Take, for instance, a Human Resources application I worked on recently. It is a collection of web forms to get information to and from the HR department at work. I inherited the system and had to make several improvements: form field validation had to be more robust, submitted form data had to be formatted in a prettier way, fields had to be removed/added, etc.
This was a pain. This application was simple – two forms, less than 50 fields total across each. Total lines of PHP code: 1000 maximum, including comments and HTML. That’s tiny! And yet, within this tiny code base, information was duplicated at least six times. And it was inconsistent – each duplicated piece of information told a different, contradictory story about the web form.
This is why I have internalized the DRY/DIE principal. If you stick with this principal from the get-go, applications are much more robust and easier to maintain. Luckily, my story has a happy ending: I ported 90% of it to PHP-Frame and modified the forms with time to spare, and even got a few nice cosmetic extras in.

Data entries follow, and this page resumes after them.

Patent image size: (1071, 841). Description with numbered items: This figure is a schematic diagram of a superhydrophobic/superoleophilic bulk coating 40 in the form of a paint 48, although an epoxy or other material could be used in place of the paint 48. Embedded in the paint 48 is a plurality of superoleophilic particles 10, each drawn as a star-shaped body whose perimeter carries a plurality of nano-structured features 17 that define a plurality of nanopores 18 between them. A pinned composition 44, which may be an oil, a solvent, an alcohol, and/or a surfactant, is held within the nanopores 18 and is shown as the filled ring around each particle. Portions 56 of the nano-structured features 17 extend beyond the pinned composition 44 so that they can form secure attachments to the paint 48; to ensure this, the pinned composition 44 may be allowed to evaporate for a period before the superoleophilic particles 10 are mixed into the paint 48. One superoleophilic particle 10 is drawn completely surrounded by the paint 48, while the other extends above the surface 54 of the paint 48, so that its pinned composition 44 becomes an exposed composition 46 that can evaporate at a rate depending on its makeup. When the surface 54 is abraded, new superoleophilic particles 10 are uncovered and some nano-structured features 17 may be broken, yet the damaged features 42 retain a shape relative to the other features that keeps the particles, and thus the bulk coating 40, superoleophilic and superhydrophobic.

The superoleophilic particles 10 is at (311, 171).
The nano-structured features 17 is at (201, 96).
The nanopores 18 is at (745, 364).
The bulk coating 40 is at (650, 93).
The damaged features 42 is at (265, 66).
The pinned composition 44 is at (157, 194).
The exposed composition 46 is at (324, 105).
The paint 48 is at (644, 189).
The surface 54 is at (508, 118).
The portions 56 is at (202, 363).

tl;dr for this post: next project you’re working on, count how many places you duplicate similar information. Try to minimize that number. I reduced it from 6 to 2 in my application (all the form field validation requirements laid out in the application’s Model; and all the form fields laid out in HTML). Many methods can be used to avoid (or eliminate, when refactoring) duplicated code and information, including solid framework design (which I have focused on thus far) and using generated code (which I haven’t delved into very much). Regardless of which path you take: don’t duplicate code, and don’t duplicate information. Duplication is evil.